Ray tracing: GLSL vs CUDA/OpenCL

Hello everybody!

I have been asked to implement an efficient ray tracing algorithm in my app.

After some surfing on the web and some thinking I have identified two hardware-accelerated ways to do this:

  1. Parallel implementation using CUDA/OpenCL
  2. Implementation based on OpenGL SL. An example can be found here: http://www.clockworkcoders.com/oglsl/rt/index.html

Alternative #1 is truely parallel, thus I believe it would help me to make the most of the modern GPUs.
As for alternative #2, I am not sure if it will be parallelized internally by graphic driver or not. I guess it might be, as calculatiins are indepndent for each pixel…

Does anybody have an idea if shaders are executed in parallel for several pieces of input data?
I am sorry if this is a stupid question, but I need to know this in order to make a well-grounded decision.

Thanks a lot in advance for answering! :)

Pixel shaders are executed in parallel, but it’s much easier to write an efficient ray tracer in CUDA.

Try this:

Thanks a lot!
This is more or less how I explained it to myself.

Is it correct to say that number of CUDA cores for some GPU is the same as number of shader processors?
Is the amount of work done in parallel approximately the same for the both approaches (GLSL and CUDA/OpenCL)?
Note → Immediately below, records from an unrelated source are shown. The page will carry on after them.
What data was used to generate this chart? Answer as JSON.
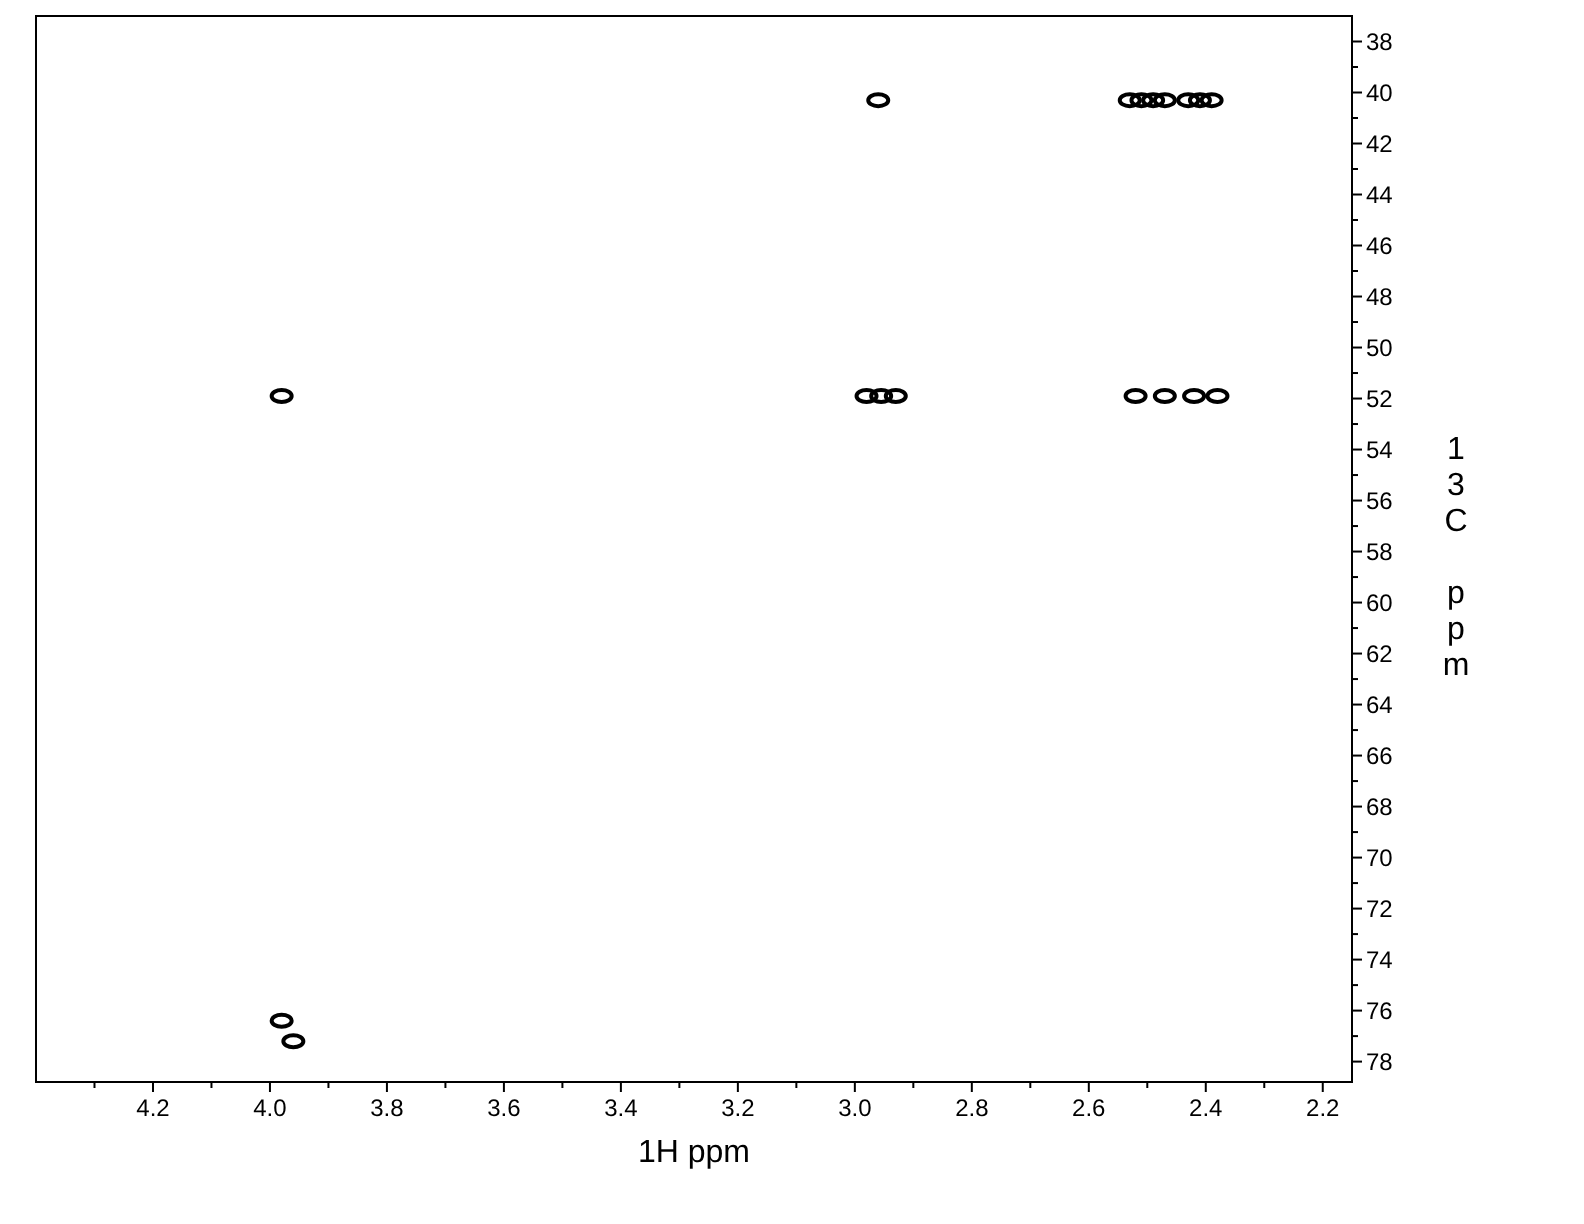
{
  "chart_data": {
    "type": "scatter",
    "xlabel": "1H ppm",
    "ylabel": "13C ppm",
    "marker": "circle",
    "grid": false,
    "xlim": [
      4.4,
      2.15
    ],
    "ylim": [
      78.8,
      37
    ],
    "xticks": [
      {
        "value": 4.3,
        "label": null
      },
      4.2,
      {
        "value": 4.1,
        "label": null
      },
      {
        "value": 4.0,
        "label": "4.0"
      },
      {
        "value": 3.9,
        "label": null
      },
      3.8,
      {
        "value": 3.7,
        "label": null
      },
      3.6,
      {
        "value": 3.5,
        "label": null
      },
      3.4,
      {
        "value": 3.3,
        "label": null
      },
      3.2,
      {
        "value": 3.1,
        "label": null
      },
      {
        "value": 3.0,
        "label": "3.0"
      },
      {
        "value": 2.9,
        "label": null
      },
      2.8,
      {
        "value": 2.7,
        "label": null
      },
      2.6,
      {
        "value": 2.5,
        "label": null
      },
      2.4,
      {
        "value": 2.3,
        "label": null
      },
      2.2
    ],
    "yticks": [
      38,
      {
        "value": 39,
        "label": null
      },
      40,
      {
        "value": 41,
        "label": null
      },
      42,
      {
        "value": 43,
        "label": null
      },
      44,
      {
        "value": 45,
        "label": null
      },
      46,
      {
        "value": 47,
        "label": null
      },
      48,
      {
        "value": 49,
        "label": null
      },
      50,
      {
        "value": 51,
        "label": null
      },
      52,
      {
        "value": 53,
        "label": null
      },
      54,
      {
        "value": 55,
        "label": null
      },
      56,
      {
        "value": 57,
        "label": null
      },
      58,
      {
        "value": 59,
        "label": null
      },
      60,
      {
        "value": 61,
        "label": null
      },
      62,
      {
        "value": 63,
        "label": null
      },
      64,
      {
        "value": 65,
        "label": null
      },
      66,
      {
        "value": 67,
        "label": null
      },
      68,
      {
        "value": 69,
        "label": null
      },
      70,
      {
        "value": 71,
        "label": null
      },
      72,
      {
        "value": 73,
        "label": null
      },
      74,
      {
        "value": 75,
        "label": null
      },
      76,
      {
        "value": 77,
        "label": null
      },
      78
    ],
    "series": [
      {
        "color": "#000000",
        "x": [
          2.96,
          2.53,
          2.51,
          2.49,
          2.47,
          2.43,
          2.41,
          2.39,
          3.98,
          2.98,
          2.955,
          2.93,
          2.52,
          2.47,
          2.42,
          2.38,
          3.98,
          3.96
        ],
        "values": [
          40.3,
          40.3,
          40.3,
          40.3,
          40.3,
          40.3,
          40.3,
          40.3,
          51.9,
          51.9,
          51.9,
          51.9,
          51.9,
          51.9,
          51.9,
          51.9,
          76.4,
          77.2
        ]
      }
    ]
  }
}
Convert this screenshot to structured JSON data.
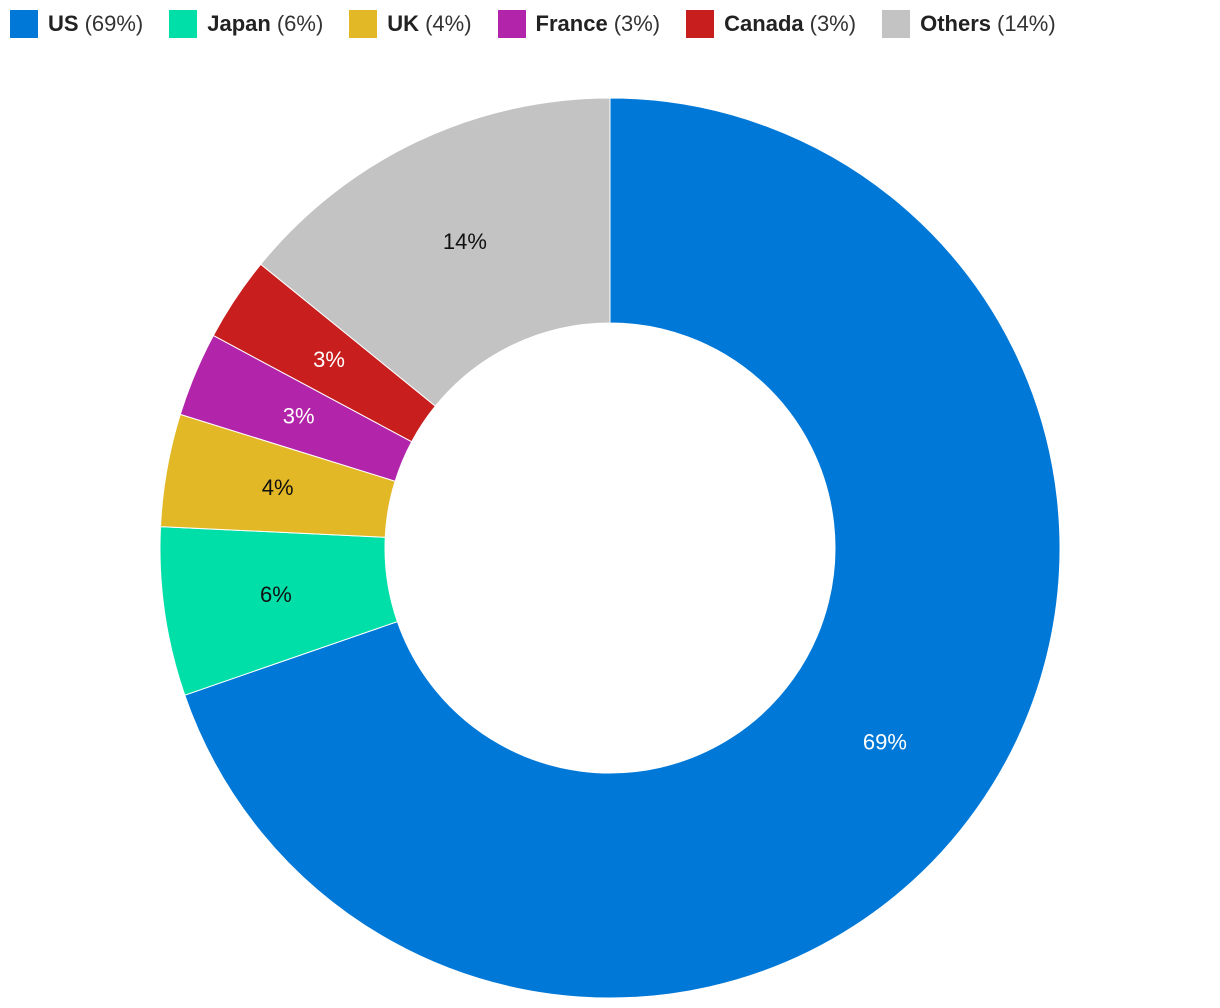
{
  "chart_data": {
    "type": "donut",
    "categories": [
      "US",
      "Japan",
      "UK",
      "France",
      "Canada",
      "Others"
    ],
    "values": [
      69,
      6,
      4,
      3,
      3,
      14
    ],
    "value_labels": [
      "69%",
      "6%",
      "4%",
      "3%",
      "3%",
      "14%"
    ],
    "legend_labels": [
      "(69%)",
      "(6%)",
      "(4%)",
      "(3%)",
      "(3%)",
      "(14%)"
    ],
    "colors": [
      "#0078d7",
      "#00dfa8",
      "#e3b826",
      "#b225aa",
      "#c81e1e",
      "#c3c3c3"
    ],
    "legend": "top-left"
  }
}
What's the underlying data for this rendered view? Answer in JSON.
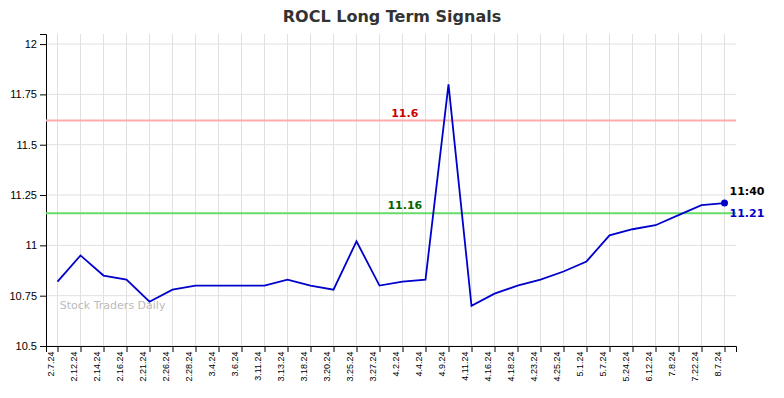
{
  "chart_data": {
    "type": "line",
    "title": "ROCL Long Term Signals",
    "categories": [
      "2.7.24",
      "2.12.24",
      "2.14.24",
      "2.16.24",
      "2.21.24",
      "2.26.24",
      "2.28.24",
      "3.4.24",
      "3.6.24",
      "3.11.24",
      "3.13.24",
      "3.18.24",
      "3.20.24",
      "3.25.24",
      "3.27.24",
      "4.2.24",
      "4.4.24",
      "4.9.24",
      "4.11.24",
      "4.16.24",
      "4.18.24",
      "4.23.24",
      "4.25.24",
      "5.1.24",
      "5.7.24",
      "5.24.24",
      "6.12.24",
      "7.8.24",
      "7.22.24",
      "8.7.24"
    ],
    "values": [
      10.82,
      10.95,
      10.85,
      10.83,
      10.72,
      10.78,
      10.8,
      10.8,
      10.8,
      10.8,
      10.83,
      10.8,
      10.78,
      11.02,
      10.8,
      10.82,
      10.83,
      11.8,
      10.7,
      10.76,
      10.8,
      10.83,
      10.87,
      10.92,
      11.05,
      11.08,
      11.1,
      11.15,
      11.2,
      11.21
    ],
    "color": "#0000cc",
    "ylim": [
      10.5,
      12.05
    ],
    "yticks": [
      10.5,
      10.75,
      11,
      11.25,
      11.5,
      11.75,
      12
    ],
    "grid": true,
    "reference_lines": [
      {
        "value": 11.62,
        "label": "11.6",
        "color": "#ffaaaa",
        "label_color": "#cc0000"
      },
      {
        "value": 11.16,
        "label": "11.16",
        "color": "#66dd66",
        "label_color": "#006600"
      }
    ],
    "annotations": [
      {
        "text": "11:40",
        "x": "8.7.24"
      }
    ],
    "watermark": "Stock Traders Daily"
  }
}
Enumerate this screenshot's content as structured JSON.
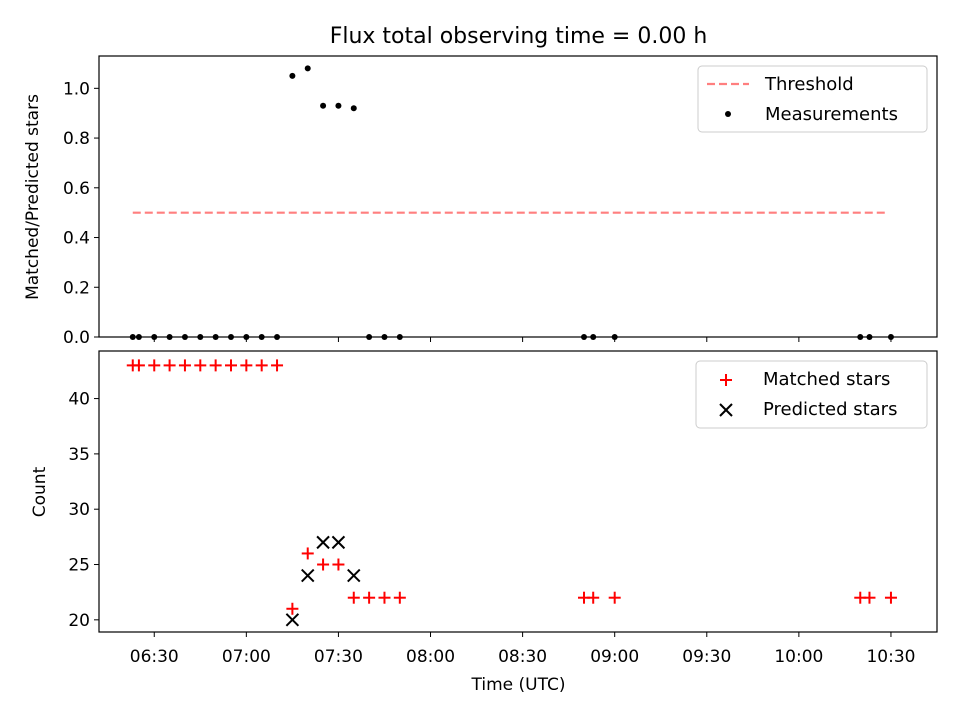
{
  "chart_data": [
    {
      "type": "scatter",
      "title": "Flux total observing time = 0.00 h",
      "xlabel": "",
      "ylabel": "Matched/Predicted stars",
      "ylim": [
        0,
        1.13
      ],
      "yticks": [
        0.0,
        0.2,
        0.4,
        0.6,
        0.8,
        1.0
      ],
      "ytick_labels": [
        "0.0",
        "0.2",
        "0.4",
        "0.6",
        "0.8",
        "1.0"
      ],
      "legend_position": "top-right",
      "threshold": {
        "name": "Threshold",
        "value": 0.5,
        "x_start": "06:23",
        "x_end": "10:29",
        "color": "#ff7f7f"
      },
      "series": [
        {
          "name": "Measurements",
          "color": "#000000",
          "marker": "dot",
          "x": [
            "06:23",
            "06:25",
            "06:30",
            "06:35",
            "06:40",
            "06:45",
            "06:50",
            "06:55",
            "07:00",
            "07:05",
            "07:10",
            "07:15",
            "07:20",
            "07:25",
            "07:30",
            "07:35",
            "07:40",
            "07:45",
            "07:50",
            "08:50",
            "08:53",
            "09:00",
            "10:20",
            "10:23",
            "10:30"
          ],
          "y": [
            0,
            0,
            0,
            0,
            0,
            0,
            0,
            0,
            0,
            0,
            0,
            1.05,
            1.08,
            0.93,
            0.93,
            0.92,
            0,
            0,
            0,
            0,
            0,
            0,
            0,
            0,
            0
          ]
        }
      ]
    },
    {
      "type": "scatter",
      "title": "",
      "xlabel": "Time (UTC)",
      "ylabel": "Count",
      "ylim": [
        18.9,
        44.3
      ],
      "yticks": [
        20,
        25,
        30,
        35,
        40
      ],
      "ytick_labels": [
        "20",
        "25",
        "30",
        "35",
        "40"
      ],
      "xlim": [
        "06:12",
        "10:45"
      ],
      "xticks": [
        "06:30",
        "07:00",
        "07:30",
        "08:00",
        "08:30",
        "09:00",
        "09:30",
        "10:00",
        "10:30"
      ],
      "xtick_labels": [
        "06:30",
        "07:00",
        "07:30",
        "08:00",
        "08:30",
        "09:00",
        "09:30",
        "10:00",
        "10:30"
      ],
      "legend_position": "top-right",
      "series": [
        {
          "name": "Matched stars",
          "color": "#ff0000",
          "marker": "plus",
          "x": [
            "06:23",
            "06:25",
            "06:30",
            "06:35",
            "06:40",
            "06:45",
            "06:50",
            "06:55",
            "07:00",
            "07:05",
            "07:10",
            "07:15",
            "07:20",
            "07:25",
            "07:30",
            "07:35",
            "07:40",
            "07:45",
            "07:50",
            "08:50",
            "08:53",
            "09:00",
            "10:20",
            "10:23",
            "10:30"
          ],
          "y": [
            43,
            43,
            43,
            43,
            43,
            43,
            43,
            43,
            43,
            43,
            43,
            21,
            26,
            25,
            25,
            22,
            22,
            22,
            22,
            22,
            22,
            22,
            22,
            22,
            22
          ]
        },
        {
          "name": "Predicted stars",
          "color": "#000000",
          "marker": "x",
          "x": [
            "07:15",
            "07:20",
            "07:25",
            "07:30",
            "07:35"
          ],
          "y": [
            20,
            24,
            27,
            27,
            24
          ]
        }
      ]
    }
  ]
}
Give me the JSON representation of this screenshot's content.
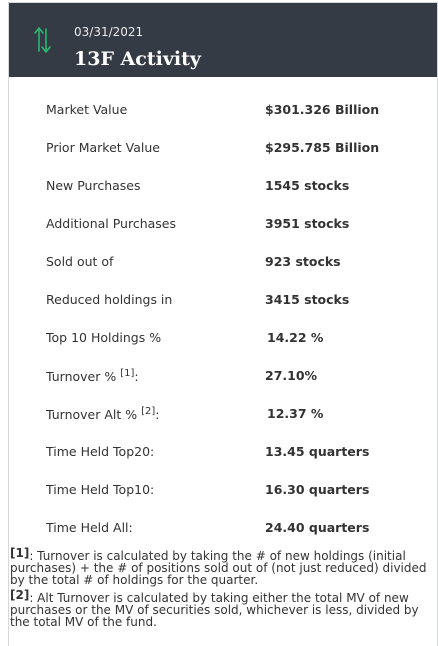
{
  "header": {
    "date": "03/31/2021",
    "title": "13F Activity",
    "icon": "up-down-arrows-icon",
    "icon_color": "#2bb673"
  },
  "rows": [
    {
      "label": "Market Value",
      "value": "$301.326 Billion"
    },
    {
      "label": "Prior Market Value",
      "value": "$295.785 Billion"
    },
    {
      "label": "New Purchases",
      "value": "1545 stocks"
    },
    {
      "label": "Additional Purchases",
      "value": "3951 stocks"
    },
    {
      "label": "Sold out of",
      "value": "923 stocks"
    },
    {
      "label": "Reduced holdings in",
      "value": "3415 stocks"
    },
    {
      "label": "Top 10 Holdings %",
      "value": "14.22 %"
    },
    {
      "label": "Turnover %",
      "ref": "[1]",
      "suffix": ":",
      "value": "27.10%"
    },
    {
      "label": "Turnover Alt %",
      "ref": "[2]",
      "suffix": ":",
      "value": "12.37 %"
    },
    {
      "label": "Time Held Top20:",
      "value": "13.45 quarters"
    },
    {
      "label": "Time Held Top10:",
      "value": "16.30 quarters"
    },
    {
      "label": "Time Held All:",
      "value": "24.40 quarters"
    }
  ],
  "footnotes": [
    {
      "mark": "[1]",
      "text": ": Turnover is calculated by taking the # of new holdings (initial purchases) + the # of positions sold out of (not just reduced) divided by the total # of holdings for the quarter."
    },
    {
      "mark": "[2]",
      "text": ": Alt Turnover is calculated by taking either the total MV of new purchases or the MV of securities sold, whichever is less, divided by the total MV of the fund."
    }
  ]
}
Both shaders and CUDA use almost entirely the same hardware on the chip. Shader languages provide an abstraction that makes your code portable to any 3D device, but by replacing the abstraction with one that brings you closer to the hardware, you can sometimes write more efficient code. This is especially true if you need a feature that CUDA directly exposes to the developer, like shared memory.

No, the memory traffic can be much bigger. I compared my blob analysis (connected component is main subroutine) code against several others and 1 was written in GLSL by some LSU masters student and I believe the performance was > 100x slower.

It seemed the main problem was that he needed to make multiple passes over the input and write the output back to memory and read it back again in the next stage, instead of doing as much as possible in 1 function before writing back out. He had to run a shader just to generate the x & y coordinates for each pixel, while CUDA easily provides that in threadIdx & blockIdx.

This simply means that he doesn’t know shader language at all. For example in GLSL fragment shader is integrated variable gl_TexCoord[0].xy which gives pixel coordinates.

Here’s the link GPU connected component labeling

Like you said, the author isn’t an expert with GLSL since the speed on a 9800GTX only barely matches that of OpenCV on a dual core. But there are other inefficiencies. GLSL doesn’t let you use shared RAM or synchronize threads, which probably means more global memory traffic.